ECLI:NL:RBDHA:2019:6009
Rechtbank Den Haag
- Eerste aanleg - enkelvoudig
- Rechtspraak.nl
Afwijzing asielaanvraag op grond van ongeloofwaardig asielrelaas en identiteit
In deze zaak heeft de Rechtbank Den Haag op 7 mei 2019 uitspraak gedaan in een asielprocedure. Eiseres, een Congolese vrouw, had op 29 maart 2016 asiel aangevraagd, maar haar aanvraag werd door de staatssecretaris van Justitie en Veiligheid afgewezen. De rechtbank oordeelde dat de staatssecretaris de aanvraag op juiste gronden als kennelijk ongegrond had afgewezen. Eiseres had haar asielaanvraag onderbouwd met een relaas over haar deelname aan een demonstratie en de daaropvolgende verkrachting en detentie.
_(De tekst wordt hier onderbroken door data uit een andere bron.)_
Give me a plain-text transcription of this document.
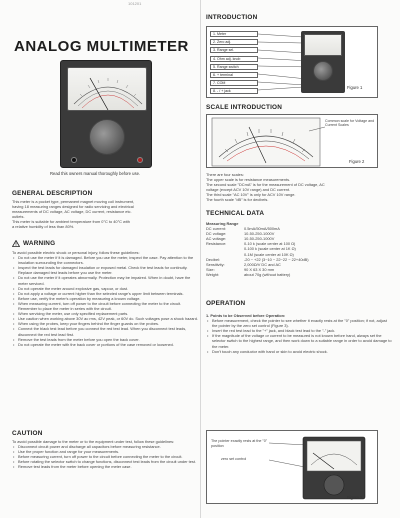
101201
ANALOG MULTIMETER
Read this owners manual thoroughly before use.
GENERAL DESCRIPTION
This meter is a pocket type, permanent magnet moving coil instrument,
having 18 measuring ranges designed for radio servicing and electrical
measurements of DC voltage, AC voltage, DC current, resistance etc.
outlets.
This meter is suitable for ambient temperature from 0°C to 40°C with
a relative humidity of less than 80%.
WARNING
To avoid possible electric shock or personal injury, follow these guidelines:
• Do not use the meter if it is damaged. Before you use the meter, inspect the case. Pay attention to the insulation surrounding the connectors.
• Inspect the test leads for damaged insulation or exposed metal. Check the test leads for continuity. Replace damaged test leads before you use the meter.
• Do not use the meter if it operates abnormally. Protection may be impaired. When in doubt, have the meter serviced.
• Do not operate the meter around explosive gas, vapour, or dust.
• Do not apply a voltage or current higher than the selected range's upper limit between terminals.
• Before use, verify the meter's operation by measuring a known voltage.
• When measuring current, turn off power to the circuit before connecting the meter to the circuit. Remember to place the meter in series with the circuit.
• When servicing the meter, use only specified replacement parts.
• Use caution when working above 30V ac rms, 42V peak, or 60V dc. Such voltages pose a shock hazard.
• When using the probes, keep your fingers behind the finger guards on the probes.
• Connect the black test lead before you connect the red test lead. When you disconnect test leads, disconnect the red test lead first.
• Remove the test leads from the meter before you open the back cover.
• Do not operate the meter with the back cover or portions of the case removed or loosened.
CAUTION
To avoid possible damage to the meter or to the equipment under test, follow these guidelines:
• Disconnect circuit power and discharge all capacitors before measuring resistance.
• Use the proper function and range for your measurements.
• Before measuring current, turn off power to the circuit before connecting the meter to the circuit.
• Before rotating the selector switch to change functions, disconnect test leads from the circuit under test.
• Remove test leads from the meter before opening the meter case.
INTRODUCTION
1. Meter
2. Zero adj.
3. Range sel.
4. Ohm adj. knob
5. Range switch
6. + terminal
7. COM
8. - / + jack
Figure 1
SCALE INTRODUCTION
Common scale for Voltage and Current Scales
Figure 2
There are four scales:
The upper scale is for resistance measurements.
The second scale "DCmA" is for the measurement of DC voltage, AC
voltage (except ACV 10V range) and DC current.
The third scale "AC 10V" is only for ACV 10V range.
The fourth scale "dB" is for decibels.
TECHNICAL DATA
Measuring Range
DC current:	0.5mA/50mA/500mA
DC voltage:	10-50-250-1000V
AC voltage:	10-50-250-1000V
Resistance:	0-10 k (scale center at 100 Ω)
0-100 k (scale center at 1K Ω)
0-1M (scale center at 10K Ω)
Decibel:	-20 ~ +22 (3~10 ~ 22~22 ~ 22+40dB)
Sensitivity:	2,000Ω/V DC and AC
Size:	90 X 63 X 30 mm
Weight:	about 70g (without battery)
OPERATION
1. Points to be Observed before Operation:
• Before measurement, check the pointer to see whether it exactly rests at the "0" position; if not, adjust the pointer by the zero set control (Figure 3).
• Insert the red test lead to the "+" jack, and black test lead to the "-" jack.
• If the magnitude of the voltage or current to be measured is not known before hand, always set the selector switch to the highest range, and then work down to a suitable range in order to avoid damage to the meter.
• Don't touch any conductor with hand or skin to avoid electric shock.
The pointer exactly rests at the "0" position
zero set control
Figure 3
Echter, de rechtbank oordeelde dat de staatssecretaris de identiteit van eiseres geloofwaardig achtte, maar de overige elementen van haar asielrelaas ongeloofwaardig waren. De rechtbank concludeerde dat er geen sprake was van vervolging in vluchtelingrechtelijke zin en dat eiseres niet aannemelijk had gemaakt dat zij bij uitzetting een reëel risico op ernstige schade zou lopen, zoals bedoeld in artikel 3 van het EVRM. De rechtbank hield rekening met de psychische gesteldheid van eiseres, maar oordeelde dat de staatssecretaris voldoende maatregelen had genomen om haar te horen. De rechtbank verklaarde het beroep van eiseres ongegrond en wees erop dat er geen aanleiding was voor een proceskostenveroordeling.